Iles du groupe Lau

 

Nous avons quitté Denarau sans vraiment nous préparer à aller jusqu’au groupe Lau, les îles les plus éloignées à l’est, où les gens vivent hors du temps. Ce serait les plus beaux endroits de Fiji, mais c’est assez loin contre le vent et nous avons peu de temps avant la saison cyclonique.

Nous avions quand même acheté quelques bouquets de Kava, car c’est nécessaire pour visiter les petites îles un peu partout, sans pour autant faire le plein de sucre, farine, sucettes et autres choses que les gens du groupe Lau sont friands.

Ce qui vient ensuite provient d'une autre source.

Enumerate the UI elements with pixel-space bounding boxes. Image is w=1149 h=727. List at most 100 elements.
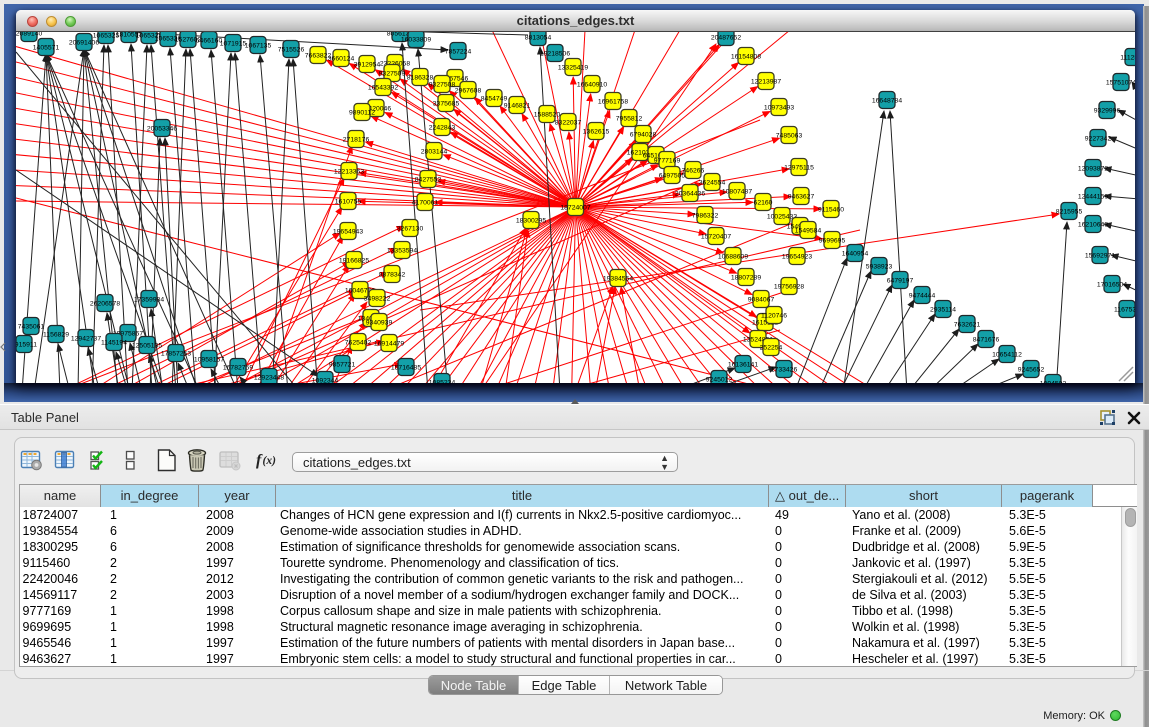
- svg-text:8215955: 8215955: [1056, 208, 1083, 215]
- svg-text:17016504: 17016504: [1097, 281, 1127, 288]
- svg-text:6466160: 6466160: [196, 37, 223, 44]
- svg-text:20053346: 20053346: [147, 125, 177, 132]
- svg-text:8471676: 8471676: [973, 336, 1000, 343]
- svg-text:1094502: 1094502: [1040, 380, 1067, 383]
- svg-text:7986322: 7986322: [692, 212, 719, 219]
- svg-text:3375685: 3375685: [433, 100, 460, 107]
- svg-text:7857224: 7857224: [445, 48, 472, 55]
- svg-text:5938923: 5938923: [866, 263, 893, 270]
- svg-text:2935114: 2935114: [930, 306, 956, 313]
- svg-text:2803144: 2803144: [421, 148, 448, 155]
- svg-text:4170061: 4170061: [412, 199, 439, 206]
- svg-text:19384554: 19384554: [603, 275, 633, 282]
- svg-text:8427552: 8427552: [415, 176, 442, 183]
- svg-text:19654943: 19654943: [333, 228, 363, 235]
- svg-text:1120746: 1120746: [761, 312, 787, 319]
- svg-text:7515526: 7515526: [278, 46, 305, 53]
- svg-text:10973493: 10973493: [764, 104, 794, 111]
- svg-text:1156829: 1156829: [43, 331, 69, 338]
- svg-text:252254: 252254: [760, 344, 783, 351]
- svg-text:7625402: 7625402: [345, 339, 372, 346]
- svg-text:8878342: 8878342: [379, 271, 406, 278]
- svg-text:13325419: 13325419: [558, 64, 588, 71]
- svg-text:19166825: 19166825: [339, 257, 369, 264]
- svg-text:16914479: 16914479: [374, 340, 404, 347]
- svg-text:16640910: 16640910: [577, 81, 607, 88]
- svg-text:12923448: 12923448: [254, 374, 284, 381]
- svg-text:17857253: 17857253: [161, 350, 191, 357]
- svg-text:12444159: 12444159: [1078, 193, 1108, 200]
- svg-text:1071915: 1071915: [220, 40, 247, 47]
- svg-text:12975115: 12975115: [784, 164, 814, 171]
- svg-text:9245012: 9245012: [706, 376, 733, 383]
- svg-text:17359934: 17359934: [134, 296, 164, 303]
- svg-text:8813054: 8813054: [525, 34, 552, 41]
- svg-text:15720407: 15720407: [701, 233, 731, 240]
- svg-text:7955812: 7955812: [616, 115, 643, 122]
- svg-text:3915911: 3915911: [16, 341, 37, 348]
- svg-text:12942737: 12942737: [71, 335, 101, 342]
- svg-text:16648784: 16648784: [872, 97, 902, 104]
- svg-text:9340939: 9340939: [366, 319, 393, 326]
- svg-text:2967608: 2967608: [455, 87, 482, 94]
- svg-text:2718176: 2718176: [343, 136, 370, 143]
- svg-text:12093872: 12093872: [1078, 165, 1108, 172]
- svg-text:12213363: 12213363: [334, 168, 364, 175]
- svg-text:1085234: 1085234: [429, 379, 456, 383]
- svg-text:1733426: 1733426: [771, 366, 798, 373]
- svg-text:7485063: 7485063: [776, 132, 803, 139]
- svg-text:9777169: 9777169: [654, 157, 681, 164]
- svg-text:10654112: 10654112: [992, 351, 1022, 358]
- svg-text:1405571: 1405571: [33, 44, 60, 51]
- svg-text:6479197: 6479197: [887, 277, 914, 284]
- svg-text:20487652: 20487652: [711, 34, 741, 41]
- svg-text:8454749: 8454749: [481, 95, 508, 102]
- svg-text:1640954: 1640954: [842, 250, 869, 257]
- svg-text:15751074: 15751074: [1106, 79, 1135, 86]
- svg-text:8186328: 8186328: [407, 74, 434, 81]
- svg-text:9245652: 9245652: [1018, 366, 1045, 373]
- svg-text:9329996: 9329996: [1094, 107, 1121, 114]
- svg-text:9474444: 9474444: [909, 292, 936, 299]
- svg-text:10958157: 10958157: [194, 356, 224, 363]
- svg-text:9463627: 9463627: [788, 193, 815, 200]
- svg-text:12505135: 12505135: [132, 342, 162, 349]
- svg-text:9699695: 9699695: [819, 237, 846, 244]
- svg-text:1549584: 1549584: [795, 227, 822, 234]
- svg-text:1112546: 1112546: [1120, 54, 1135, 61]
- svg-text:6497505: 6497505: [659, 172, 686, 179]
- svg-text:16136141: 16136141: [728, 361, 758, 368]
- svg-text:1610755: 1610755: [335, 198, 362, 205]
- svg-text:9227342: 9227342: [1085, 135, 1112, 142]
- svg-text:16154808: 16154808: [731, 53, 761, 60]
- svg-text:19654923: 19654923: [782, 253, 812, 260]
- svg-text:3498222: 3498222: [364, 295, 391, 302]
- svg-text:12213987: 12213987: [751, 78, 781, 85]
- svg-text:3912954: 3912954: [354, 61, 381, 68]
- svg-text:26206578: 26206578: [90, 300, 120, 307]
- svg-text:20691406: 20691406: [69, 39, 99, 46]
- svg-text:9327508: 9327508: [429, 81, 456, 88]
- svg-text:3624554: 3624554: [699, 179, 726, 186]
- svg-text:19756928: 19756928: [774, 283, 804, 290]
- svg-text:3267130: 3267130: [397, 225, 424, 232]
- svg-text:8322037: 8322037: [555, 119, 582, 126]
- svg-text:1588520: 1588520: [534, 111, 561, 118]
- svg-text:7632621: 7632621: [954, 321, 981, 328]
- svg-text:19218506: 19218506: [540, 50, 570, 57]
- svg-text:2089140: 2089140: [16, 32, 42, 37]
- svg-text:6794028: 6794028: [630, 131, 657, 138]
- svg-text:7435061: 7435061: [18, 323, 45, 330]
- svg-text:10807487: 10807487: [722, 188, 752, 195]
- svg-text:16961758: 16961758: [598, 98, 628, 105]
- svg-text:18300295: 18300295: [516, 217, 546, 224]
- svg-text:20364436: 20364436: [675, 190, 705, 197]
- svg-text:9146821: 9146821: [504, 102, 531, 109]
- svg-text:62160: 62160: [754, 199, 773, 206]
- svg-text:9327509: 9327509: [379, 70, 406, 77]
- svg-text:16782759: 16782759: [223, 364, 253, 371]
- svg-text:16210643: 16210643: [1078, 221, 1108, 228]
- svg-text:18807289: 18807289: [731, 274, 761, 281]
- svg-text:15692971: 15692971: [1085, 252, 1115, 259]
- svg-text:1145194: 1145194: [101, 339, 127, 346]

Lorsque nous avons vu que le vent allait tourner nord-est, la décision fut unanime, nous tentons de rallier Fulaga (prononcé Fulanga). C’est les îles Lau le plus au sud par rapport à Taveuni, mais les seules que nous puissions remonter au vent à la voile. Celles plus au nord, nous aurions eu le vent dans le nez !

 

Cap sur Fulaga


10h du matin, tous les 3 bateaux nous lâchons le mouillage pour une navigation d’un peu plus de 160 miles nautiques. Comme d’habitude, SAWADIVA est plus rapide, CORAL TREKKER un peu plus lent.

Le vent n’étant pas encore au nord-est comme prévu, nous prévoyons une autre escale à l’ouest de Fulaga si jamais on ne pourrait pas rallier Fulaga. Je profite d’avoir encore un peu d’internet pour faire mes cartes satellites de cette île.

Nous naviguons à 52° contre le vent, très serré pour nous, mais ça va. La vitesse est bonne, nous avons plaisir. Une fois CORAL TREKKER 10mn à l’arrière, nous perdons leur signal AIS. A un moment SAWADIVA fait demi-tour pour essayer de joindre CORAL TREKKER pour voir si tout est OK avec le cours. Nous avions essayé un peu plus tôt par VHF puis par GSM, sans résultat.

Nous continuons notre chemin et nos quarts, SAWADIVA nous rattrapent gentiment. On passe près d’une île et j’entends des messages qui arrivent ! J’en profite pour appeler mes parents, sachant que nous nous rendons à un endroit sans téléphone ni internet. A un moment le vent tombe, j’ai sorti tout le génois, mais ça ne suffit pas. A 3.5 nœuds ça m’énerve, c’est trop lent, chaque vague fait taper la bôme de la GV. Je réveille Stéphane, je veux sortir un ris de la GV. Stéphane vient à la barre pour la manœuvre. OLENA reprend de la vitesse et Stéphane retourne se coucher. ¾ d’heure plus tard, le vent a fraichi et OLENA fend les vagues à plus de 9 nœuds. Les vagues étaient un peu trop grosses pour cette vitesse, le vent un peu limite, je retourne réveiller Stéphane pour remettre un ris. Parfois c’est comme ça les navigations de nuit.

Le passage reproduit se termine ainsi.